Bukankah hakekat dan prinsif demokrasi secara matematika adalah 50% +1 dan warga kota berdaulat secara bebas untuk menilai dan memilih pemimpinnya tanpa memilah dia dari mana. Jika demikian maka kewajiban seorang calon pemimpin adalah bagaimana berupaya untuk meraih angka tersebut, tentunya butuh kehadiran figur, ketokohan yang mumpuni, cakap dan diterima publik kota, mampu meyakinkan warga kota Ambon.

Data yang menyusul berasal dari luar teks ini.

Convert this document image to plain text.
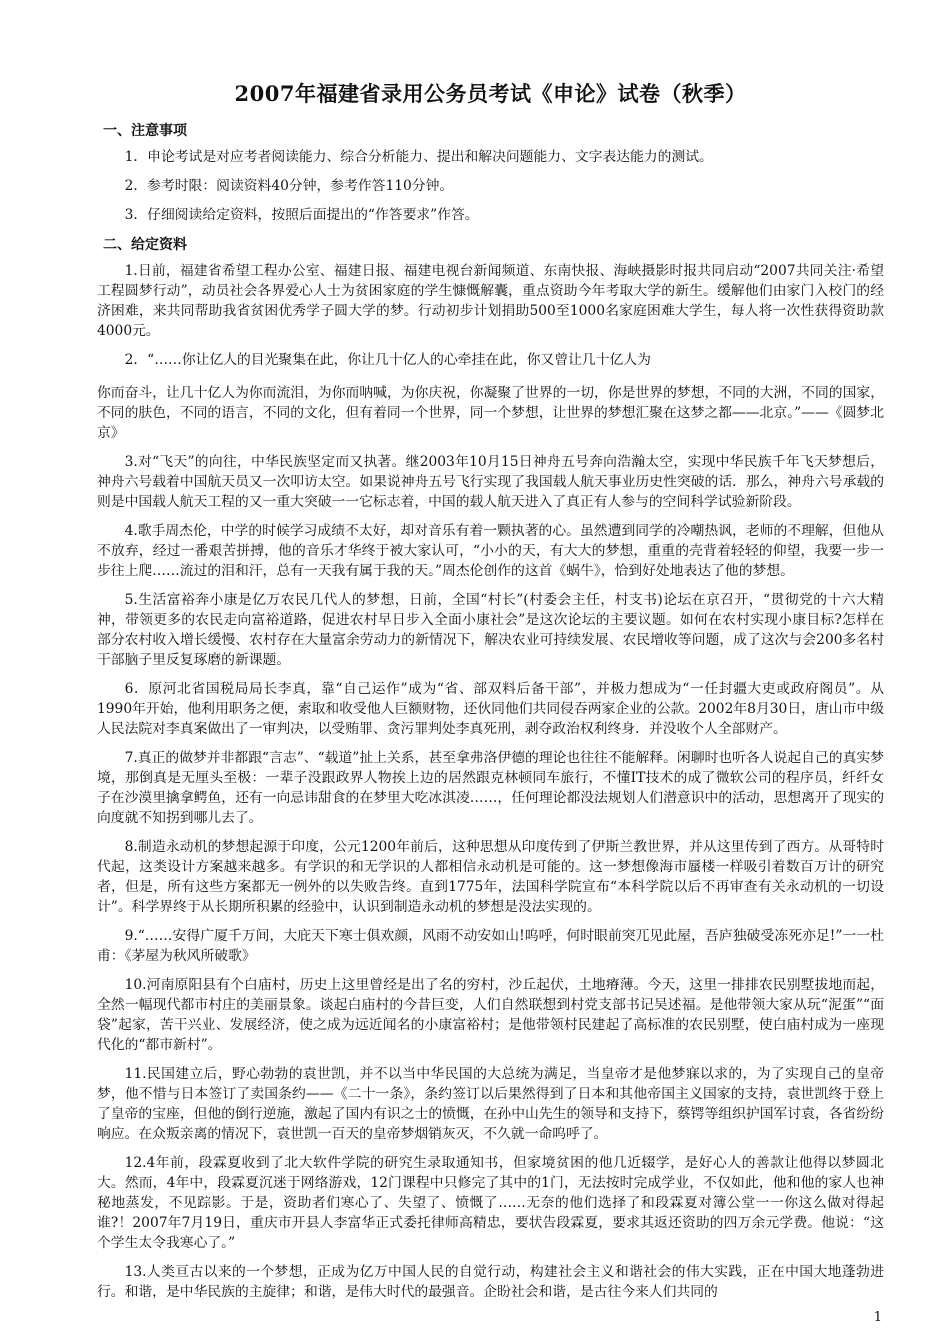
2007年福建省录用公务员考试《申论》试卷（秋季）
一、注意事项

1．申论考试是对应考者阅读能力、综合分析能力、提出和解决问题能力、文字表达能力的测试。

2．参考时限：阅读资料40分钟，参考作答110分钟。

3．仔细阅读给定资料，按照后面提出的“作答要求”作答。

二、给定资料

1.日前，福建省希望工程办公室、福建日报、福建电视台新闻频道、东南快报、海峡摄影时报共同启动“2007共同关注·希望工程圆梦行动”，动员社会各界爱心人士为贫困家庭的学生慷慨解囊，重点资助今年考取大学的新生。缓解他们由家门入校门的经济困难，来共同帮助我省贫困优秀学子圆大学的梦。行动初步计划捐助500至1000名家庭困难大学生，每人将一次性获得资助款4000元。

2．“……你让亿人的目光聚集在此，你让几十亿人的心牵挂在此，你又曾让几十亿人为

你而奋斗，让几十亿人为你而流泪，为你而呐喊，为你庆祝，你凝聚了世界的一切，你是世界的梦想，不同的大洲，不同的国家，不同的肤色，不同的语言，不同的文化，但有着同一个世界，同一个梦想，让世界的梦想汇聚在这梦之都——北京。”——《圆梦北京》

3.对“飞天”的向往，中华民族坚定而又执著。继2003年10月15日神舟五号奔向浩瀚太空，实现中华民族千年飞天梦想后，神舟六号载着中国航天员又一次叩访太空。如果说神舟五号飞行实现了我国载人航天事业历史性突破的话．那么，神舟六号承载的则是中国载人航天工程的又一重大突破一一它标志着，中国的载人航天进入了真正有人参与的空间科学试验新阶段。

4.歌手周杰伦，中学的时候学习成绩不太好，却对音乐有着一颗执著的心。虽然遭到同学的冷嘲热讽，老师的不理解，但他从不放弃，经过一番艰苦拼搏，他的音乐才华终于被大家认可，“小小的天，有大大的梦想，重重的壳背着轻轻的仰望，我要一步一步往上爬……流过的泪和汗，总有一天我有属于我的天。”周杰伦创作的这首《蜗牛》，恰到好处地表达了他的梦想。

5.生活富裕奔小康是亿万农民几代人的梦想，日前，全国“村长”(村委会主任，村支书)论坛在京召开，“贯彻党的十六大精神，带领更多的农民走向富裕道路，促进农村早日步入全面小康社会”是这次论坛的主要议题。如何在农村实现小康目标?怎样在部分农村收入增长缓慢、农村存在大量富余劳动力的新情况下，解决农业可持续发展、农民增收等问题，成了这次与会200多名村干部脑子里反复琢磨的新课题。

6．原河北省国税局局长李真，靠“自己运作”成为“省、部双料后备干部”，并极力想成为“一任封疆大吏或政府阁员”。从1990年开始，他利用职务之便，索取和收受他人巨额财物，还伙同他们共同侵吞两家企业的公款。2002年8月30日，唐山市中级人民法院对李真案做出了一审判决，以受贿罪、贪污罪判处李真死刑，剥夺政治权利终身．并没收个人全部财产。

7.真正的做梦并非都跟“言志”、“载道”扯上关系，甚至拿弗洛伊德的理论也往往不能解释。闲聊时也听各人说起自己的真实梦境，那倒真是无厘头至极：一辈子没跟政界人物挨上边的居然跟克林顿同车旅行，不懂IT技术的成了微软公司的程序员，纤纤女子在沙漠里擒拿鳄鱼，还有一向忌讳甜食的在梦里大吃冰淇凌……，任何理论都没法规划人们潜意识中的活动，思想离开了现实的向度就不知拐到哪儿去了。

8.制造永动机的梦想起源于印度，公元1200年前后，这种思想从印度传到了伊斯兰教世界，并从这里传到了西方。从哥特时代起，这类设计方案越来越多。有学识的和无学识的人都相信永动机是可能的。这一梦想像海市蜃楼一样吸引着数百万计的研究者，但是，所有这些方案都无一例外的以失败告终。直到1775年，法国科学院宣布“本科学院以后不再审查有关永动机的一切设计”。科学界终于从长期所积累的经验中，认识到制造永动机的梦想是没法实现的。

9.“……安得广厦千万间，大庇天下寒士俱欢颜，风雨不动安如山!呜呼，何时眼前突兀见此屋，吾庐独破受冻死亦足!”一一杜甫：《茅屋为秋风所破歌》

10.河南原阳县有个白庙村，历史上这里曾经是出了名的穷村，沙丘起伏，土地瘠薄。今天，这里一排排农民别墅拔地而起，全然一幅现代都市村庄的美丽景象。谈起白庙村的今昔巨变，人们自然联想到村党支部书记吴述福。是他带领大家从玩“泥蛋”“面袋”起家，苦干兴业、发展经济，使之成为远近闻名的小康富裕村；是他带领村民建起了高标准的农民别墅，使白庙村成为一座现代化的“都市新村”。

11.民国建立后，野心勃勃的袁世凯，并不以当中华民国的大总统为满足，当皇帝才是他梦寐以求的，为了实现自己的皇帝梦，他不惜与日本签订了卖国条约——《二十一条》，条约签订以后果然得到了日本和其他帝国主义国家的支持，袁世凯终于登上了皇帝的宝座，但他的倒行逆施，激起了国内有识之士的愤慨，在孙中山先生的领导和支持下，蔡锷等组织护国军讨袁，各省纷纷响应。在众叛亲离的情况下，袁世凯一百天的皇帝梦烟销灰灭，不久就一命呜呼了。

12.4年前，段霖夏收到了北大软件学院的研究生录取通知书，但家境贫困的他几近辍学，是好心人的善款让他得以梦圆北大。然而，4年中，段霖夏沉迷于网络游戏，12门课程中只修完了其中的1门，无法按时完成学业，不仅如此，他和他的家人也神秘地蒸发，不见踪影。于是，资助者们寒心了、失望了、愤慨了……无奈的他们选择了和段霖夏对簿公堂一一你这么做对得起谁?！2007年7月19日，重庆市开县人李富华正式委托律师高精忠，要状告段霖夏，要求其返还资助的四万余元学费。他说：“这个学生太令我寒心了。”

13.人类亘古以来的一个梦想，正成为亿万中国人民的自觉行动，构建社会主义和谐社会的伟大实践，正在中国大地蓬勃进行。和谐，是中华民族的主旋律；和谐，是伟大时代的最强音。企盼社会和谐，是古往今来人们共同的

1
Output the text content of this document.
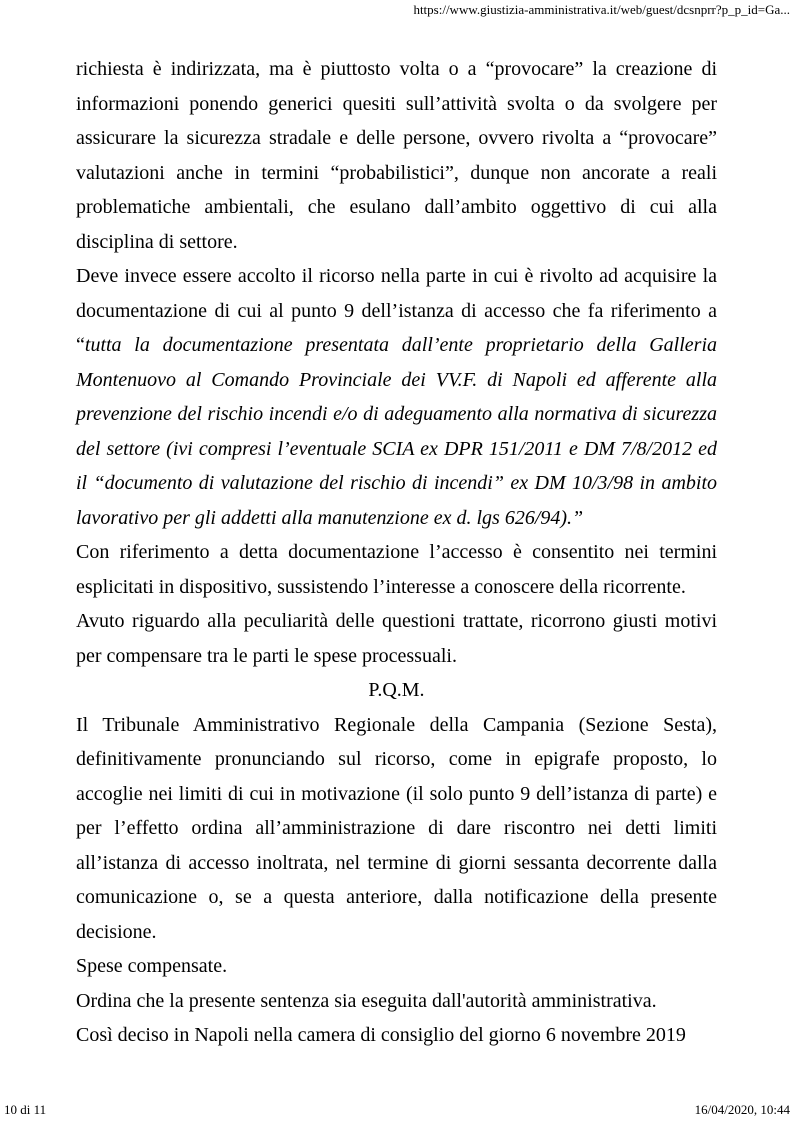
https://www.giustizia-amministrativa.it/web/guest/dcsnprr?p_p_id=Ga...

richiesta è indirizzata, ma è piuttosto volta o a “provocare” la creazione di informazioni ponendo generici quesiti sull’attività svolta o da svolgere per assicurare la sicurezza stradale e delle persone, ovvero rivolta a “provocare” valutazioni anche in termini “probabilistici”, dunque non ancorate a reali problematiche ambientali, che esulano dall’ambito oggettivo di cui alla disciplina di settore.

Deve invece essere accolto il ricorso nella parte in cui è rivolto ad acquisire la documentazione di cui al punto 9 dell’istanza di accesso che fa riferimento a “tutta la documentazione presentata dall’ente proprietario della Galleria Montenuovo al Comando Provinciale dei VV.F. di Napoli ed afferente alla prevenzione del rischio incendi e/o di adeguamento alla normativa di sicurezza del settore (ivi compresi l’eventuale SCIA ex DPR 151/2011 e DM 7/8/2012 ed il “documento di valutazione del rischio di incendi” ex DM 10/3/98 in ambito lavorativo per gli addetti alla manutenzione ex d. lgs 626/94).”

Con riferimento a detta documentazione l’accesso è consentito nei termini esplicitati in dispositivo, sussistendo l’interesse a conoscere della ricorrente.

Avuto riguardo alla peculiarità delle questioni trattate, ricorrono giusti motivi per compensare tra le parti le spese processuali.

P.Q.M.

Il Tribunale Amministrativo Regionale della Campania (Sezione Sesta), definitivamente pronunciando sul ricorso, come in epigrafe proposto, lo accoglie nei limiti di cui in motivazione (il solo punto 9 dell’istanza di parte) e per l’effetto ordina all’amministrazione di dare riscontro nei detti limiti all’istanza di accesso inoltrata, nel termine di giorni sessanta decorrente dalla comunicazione o, se a questa anteriore, dalla notificazione della presente decisione.

Spese compensate.

Ordina che la presente sentenza sia eseguita dall'autorità amministrativa.

Così deciso in Napoli nella camera di consiglio del giorno 6 novembre 2019

10 di 11	16/04/2020, 10:44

Dengan demikian semua bakal calon yang sekarang telah beredar dipublik kota Ambon harus siap dicalonkan untuk menduduki kursi Kota Ambon 1 atau 2, artinya tidak perlu dikotomi dalam polling, sebaiknya polling pendapat dilakukan secara jeneral kepada siapa-siapa saja yang pantas dicalonkan jadi colon Walikota dan colon Wakil Walikota 2022.
Pada akhirnya para kandidiat selanjutnya mengikuti proses seleksi di Partai Politik sesuai regulasi, dengan begitu maka secara tidak langsung kita memberikan pemahaman kepada warga kota untuk bagaimana memahami prinsif politik, bagaimana mencari figur, bagaimana berpikir rasional objektif, bagaimana memberikan penilaian terhadap bakal/ calon pemimpin akan datang. Untuk itu hemat penulis sebaiknya hentikan kerja-kerja polling pendapat yang bersipat parsil.(**)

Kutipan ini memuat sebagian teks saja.